15. Le pape saint Gélase 1er, un Africain, écrit en 494 dans sa lettre à l’empereur byzantin Anastase Ier (491-518) : « Je vous prie Votre Piété de ne pas juger arrogance ce qui est devoir envers la vérité divine. J’espère qu’il ne sera pas dit d’un empereur romain qu’il n’a pas souffert qu’on lui rappelât la vérité. Il y a deux principes, Empereur Auguste, par qui ce monde est régi au premier chef : l’autorité sacrée des pontifes et la puissance royale, et des deux, c’est la charge des prêtres qui est la plus lourde, car devant le tribunal de Dieu ils rendront compte même pour les rois des hommes. Vous savez en effet, Fils très clément, que, bien que vous régniez sur le genre humain, vous courbez avec dévotion la tête devant ceux qui président aux choses divines, et que vous attendez d’eux les moyens de votre salut ».
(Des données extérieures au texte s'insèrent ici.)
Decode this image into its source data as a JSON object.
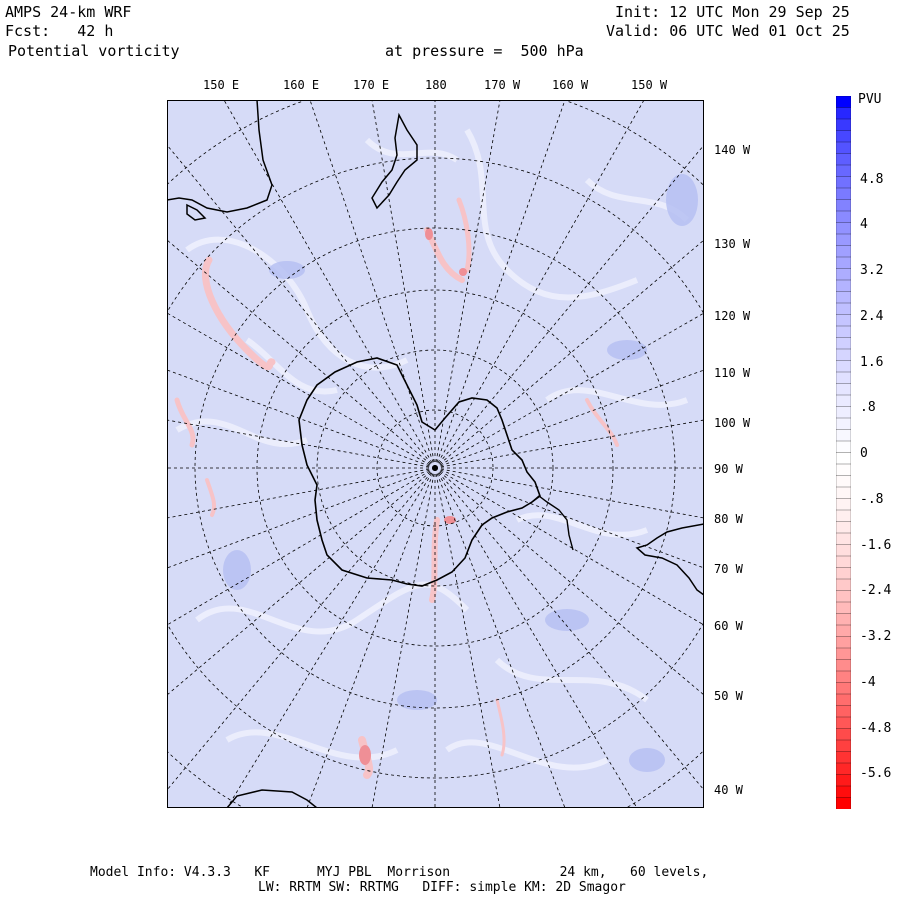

16. L’État, les organisations internationales sont tenus de respecter ce que tous les hommes et les femmes peuvent reconnaître comme réel, vrai et bon dans leur conscience et dans leur cœur. Ils sont tenus d’honorer la transcendance, la centralité et la supériorité en valeur de la famille fondée sur le mariage entre un homme et une femme, de la maternité et de la vie, de la religion. Ils sont tenus de servir les peuples, tels qu’ils sont et veulent être, enracinés dans une riche diversité de cultures. Puissent les politiques de développement radicalement changer de cap en ce sens !

17. Nos vœux, notre désir, notre prière, notre labeur pastoral sont que l’Afrique, en cette ère de mondialisation, offre aujourd’hui à l’humanité la contribution irremplaçable qu’elle a à offrir à l’humanité, selon les dons qu’elle a reçus de Dieu et qui lui sont propres.

Accra (Ghana), 8-11 juin 2015

[1] Homélie du pape Benoît XVI à la messe d’ouverture de la deuxième Assemblée spéciale pour l’Afrique, Basilique vaticane, 4 octobre 2009.

[2]www.achpr.org/fr Les Observations ont été rédigées avec l’appui technique de la branche africaine d’un lobby d’origine américaine, Ipas : autre confirmation s’il en faut de l’origine étrangère du protocole, écrite en grandes lettres sur les murs des institutions panafricaines.

[3] Discours du Saint-Père le pape François pendant la rencontre avec les familles, Manille, 16 janvier 2015.

[4] Un partenariat mondial pluri-actionnaire avec l’ONU en son centre.

[5] Nous nous référons ici au Protocole à la Charte africaine des droits de l’homme et des peuples relatif aux droits de la femme en Afrique.